The Crown and Anchor in town is a personal favourite of mine. I also really appreciate The Waldorf putting a coach on before home matches. Every fucker on there is pissed. It's great.
 
Everyone bemoans a pub closing but if they were making money then landlords would keep them open. The pubs need to find other sources of revenue but punters need to use them too. A good local or two was an absolute godsend when I moved down to London for work. I knew nobody and it took the initiative of getting out there and talking to people to make life more bearable!
The pub was once the principal way that people could interact with others outside their families and workplace. That is no longer the case; Bluemoon being a case in point.
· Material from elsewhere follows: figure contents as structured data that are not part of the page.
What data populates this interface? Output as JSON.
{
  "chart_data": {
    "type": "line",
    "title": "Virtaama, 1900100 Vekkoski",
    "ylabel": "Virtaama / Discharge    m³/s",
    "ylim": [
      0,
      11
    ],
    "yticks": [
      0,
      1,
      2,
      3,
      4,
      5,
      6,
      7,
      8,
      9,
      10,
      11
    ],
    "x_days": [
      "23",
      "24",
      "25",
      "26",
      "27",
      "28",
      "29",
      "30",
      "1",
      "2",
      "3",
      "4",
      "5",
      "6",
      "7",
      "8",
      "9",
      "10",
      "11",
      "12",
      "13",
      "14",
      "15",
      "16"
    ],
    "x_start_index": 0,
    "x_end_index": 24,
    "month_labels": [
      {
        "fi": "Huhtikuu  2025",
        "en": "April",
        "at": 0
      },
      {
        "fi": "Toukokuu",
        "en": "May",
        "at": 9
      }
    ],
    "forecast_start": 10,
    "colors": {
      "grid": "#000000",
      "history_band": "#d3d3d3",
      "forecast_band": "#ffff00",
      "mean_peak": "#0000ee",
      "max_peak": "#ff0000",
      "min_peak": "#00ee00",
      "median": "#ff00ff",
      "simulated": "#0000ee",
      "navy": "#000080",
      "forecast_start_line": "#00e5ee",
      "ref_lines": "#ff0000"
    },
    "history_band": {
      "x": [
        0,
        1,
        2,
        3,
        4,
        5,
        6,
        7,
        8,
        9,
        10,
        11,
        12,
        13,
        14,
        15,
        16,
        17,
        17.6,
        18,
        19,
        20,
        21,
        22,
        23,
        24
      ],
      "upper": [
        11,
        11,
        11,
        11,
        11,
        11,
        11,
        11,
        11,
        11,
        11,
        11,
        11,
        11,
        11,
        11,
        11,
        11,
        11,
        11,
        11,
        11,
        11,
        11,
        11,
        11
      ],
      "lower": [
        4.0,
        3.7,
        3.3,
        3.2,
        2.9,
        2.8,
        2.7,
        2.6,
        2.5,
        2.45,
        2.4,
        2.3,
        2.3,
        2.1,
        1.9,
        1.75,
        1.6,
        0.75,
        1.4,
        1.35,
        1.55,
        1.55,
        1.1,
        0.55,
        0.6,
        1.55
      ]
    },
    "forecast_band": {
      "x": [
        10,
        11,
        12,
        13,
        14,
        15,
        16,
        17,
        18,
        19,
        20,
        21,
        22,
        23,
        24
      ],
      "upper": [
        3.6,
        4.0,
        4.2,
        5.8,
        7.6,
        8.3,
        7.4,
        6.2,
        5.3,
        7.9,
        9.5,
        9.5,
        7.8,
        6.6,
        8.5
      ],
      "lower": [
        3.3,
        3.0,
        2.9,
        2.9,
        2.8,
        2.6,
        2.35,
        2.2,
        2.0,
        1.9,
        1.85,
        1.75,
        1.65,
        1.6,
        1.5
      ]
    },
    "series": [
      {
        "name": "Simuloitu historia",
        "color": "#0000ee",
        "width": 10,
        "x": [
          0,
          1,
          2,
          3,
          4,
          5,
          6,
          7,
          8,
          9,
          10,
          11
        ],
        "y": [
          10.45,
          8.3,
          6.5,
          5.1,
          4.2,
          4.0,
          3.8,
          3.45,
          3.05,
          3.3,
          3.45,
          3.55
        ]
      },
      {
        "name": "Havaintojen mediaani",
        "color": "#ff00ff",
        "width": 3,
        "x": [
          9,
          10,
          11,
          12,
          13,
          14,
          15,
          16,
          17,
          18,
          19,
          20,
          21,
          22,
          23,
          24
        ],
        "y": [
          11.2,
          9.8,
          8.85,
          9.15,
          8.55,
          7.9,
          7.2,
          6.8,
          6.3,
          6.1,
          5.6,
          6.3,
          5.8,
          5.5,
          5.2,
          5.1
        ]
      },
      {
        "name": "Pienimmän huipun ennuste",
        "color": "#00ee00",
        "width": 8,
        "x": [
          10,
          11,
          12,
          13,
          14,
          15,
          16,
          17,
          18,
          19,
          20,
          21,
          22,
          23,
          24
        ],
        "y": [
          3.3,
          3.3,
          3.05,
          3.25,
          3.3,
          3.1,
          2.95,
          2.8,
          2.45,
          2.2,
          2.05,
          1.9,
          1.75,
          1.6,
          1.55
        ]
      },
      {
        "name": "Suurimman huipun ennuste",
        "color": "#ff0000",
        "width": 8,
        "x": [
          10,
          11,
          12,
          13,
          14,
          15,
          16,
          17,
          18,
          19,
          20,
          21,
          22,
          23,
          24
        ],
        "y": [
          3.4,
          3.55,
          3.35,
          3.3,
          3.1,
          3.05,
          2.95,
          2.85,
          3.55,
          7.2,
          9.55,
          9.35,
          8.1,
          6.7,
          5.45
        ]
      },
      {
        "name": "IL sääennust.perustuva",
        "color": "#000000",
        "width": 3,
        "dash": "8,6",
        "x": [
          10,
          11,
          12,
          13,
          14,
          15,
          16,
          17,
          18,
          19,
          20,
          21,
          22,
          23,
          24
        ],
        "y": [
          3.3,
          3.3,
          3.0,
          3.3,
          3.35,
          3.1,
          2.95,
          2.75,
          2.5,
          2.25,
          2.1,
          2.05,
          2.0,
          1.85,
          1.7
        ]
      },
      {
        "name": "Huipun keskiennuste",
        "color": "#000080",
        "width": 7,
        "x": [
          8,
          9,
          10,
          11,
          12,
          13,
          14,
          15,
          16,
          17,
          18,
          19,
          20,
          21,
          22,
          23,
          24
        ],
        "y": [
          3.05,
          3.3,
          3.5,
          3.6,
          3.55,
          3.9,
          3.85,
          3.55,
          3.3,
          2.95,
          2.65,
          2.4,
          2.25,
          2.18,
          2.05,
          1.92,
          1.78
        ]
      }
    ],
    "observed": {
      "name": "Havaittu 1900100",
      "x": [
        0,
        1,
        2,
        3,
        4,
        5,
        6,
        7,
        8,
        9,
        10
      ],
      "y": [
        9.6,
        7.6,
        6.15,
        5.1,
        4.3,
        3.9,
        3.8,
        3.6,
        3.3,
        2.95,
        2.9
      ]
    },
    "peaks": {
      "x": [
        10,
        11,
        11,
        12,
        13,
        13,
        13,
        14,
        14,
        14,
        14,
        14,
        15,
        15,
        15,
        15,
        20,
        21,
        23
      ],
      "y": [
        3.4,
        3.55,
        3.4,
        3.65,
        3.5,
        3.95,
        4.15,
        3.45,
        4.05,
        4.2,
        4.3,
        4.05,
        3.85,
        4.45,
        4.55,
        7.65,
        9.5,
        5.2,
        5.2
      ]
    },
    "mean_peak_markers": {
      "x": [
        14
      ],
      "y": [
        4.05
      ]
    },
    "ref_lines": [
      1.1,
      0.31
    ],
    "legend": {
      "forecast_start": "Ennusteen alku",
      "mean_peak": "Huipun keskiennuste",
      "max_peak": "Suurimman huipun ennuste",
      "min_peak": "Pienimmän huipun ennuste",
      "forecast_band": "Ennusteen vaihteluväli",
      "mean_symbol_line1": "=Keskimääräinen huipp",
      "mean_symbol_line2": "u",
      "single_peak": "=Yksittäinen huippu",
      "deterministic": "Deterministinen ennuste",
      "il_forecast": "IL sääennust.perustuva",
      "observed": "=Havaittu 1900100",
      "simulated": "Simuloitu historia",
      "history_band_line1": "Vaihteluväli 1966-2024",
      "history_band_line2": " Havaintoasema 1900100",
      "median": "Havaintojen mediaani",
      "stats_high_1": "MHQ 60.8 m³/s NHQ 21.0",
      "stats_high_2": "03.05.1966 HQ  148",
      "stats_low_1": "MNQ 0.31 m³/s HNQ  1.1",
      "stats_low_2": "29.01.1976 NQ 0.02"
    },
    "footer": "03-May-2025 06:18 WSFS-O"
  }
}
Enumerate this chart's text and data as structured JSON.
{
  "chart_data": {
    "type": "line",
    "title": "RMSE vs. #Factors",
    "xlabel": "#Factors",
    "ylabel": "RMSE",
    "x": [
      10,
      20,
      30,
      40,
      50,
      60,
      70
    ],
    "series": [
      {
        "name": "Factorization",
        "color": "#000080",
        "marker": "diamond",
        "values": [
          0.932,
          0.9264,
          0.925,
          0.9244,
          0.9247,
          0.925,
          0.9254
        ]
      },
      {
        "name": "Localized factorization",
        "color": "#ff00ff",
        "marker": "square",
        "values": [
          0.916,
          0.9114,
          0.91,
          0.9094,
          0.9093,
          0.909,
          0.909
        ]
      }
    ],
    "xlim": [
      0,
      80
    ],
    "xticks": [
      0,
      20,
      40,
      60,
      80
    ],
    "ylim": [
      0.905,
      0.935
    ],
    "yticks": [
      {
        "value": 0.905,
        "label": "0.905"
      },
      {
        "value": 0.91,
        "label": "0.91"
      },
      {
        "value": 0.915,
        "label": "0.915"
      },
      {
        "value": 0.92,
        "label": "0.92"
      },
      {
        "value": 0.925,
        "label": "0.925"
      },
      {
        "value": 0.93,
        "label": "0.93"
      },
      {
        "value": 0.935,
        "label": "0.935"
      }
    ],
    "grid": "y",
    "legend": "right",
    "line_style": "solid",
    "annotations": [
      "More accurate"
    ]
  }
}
There are a number of ancillary factors that point to their decline, not least the price differentials between supermarkets and pubs: a generation ago it was 2:1, it's probably nearer 4:1 now, which has changed the nation's drinking habits, as have the drink driving laws, the Health and Safety at Work Act and the Health Act 2006, which introduced the smoking ban. Nothing in our society has been immune to the social changes which have swept the nation since 1976, the 'peak year' for beer volumes. Look how much football has changed in that time, for example. More immigration and a decline in our manufacturing base are other changes over that period which have undermined the pub.

They won't disappear though. We're a nation of inveterate drinkers. There's still a good living to be made for people who tick enough boxes, but the days of just opening the doors and waiting for the customers to pour in are long gone.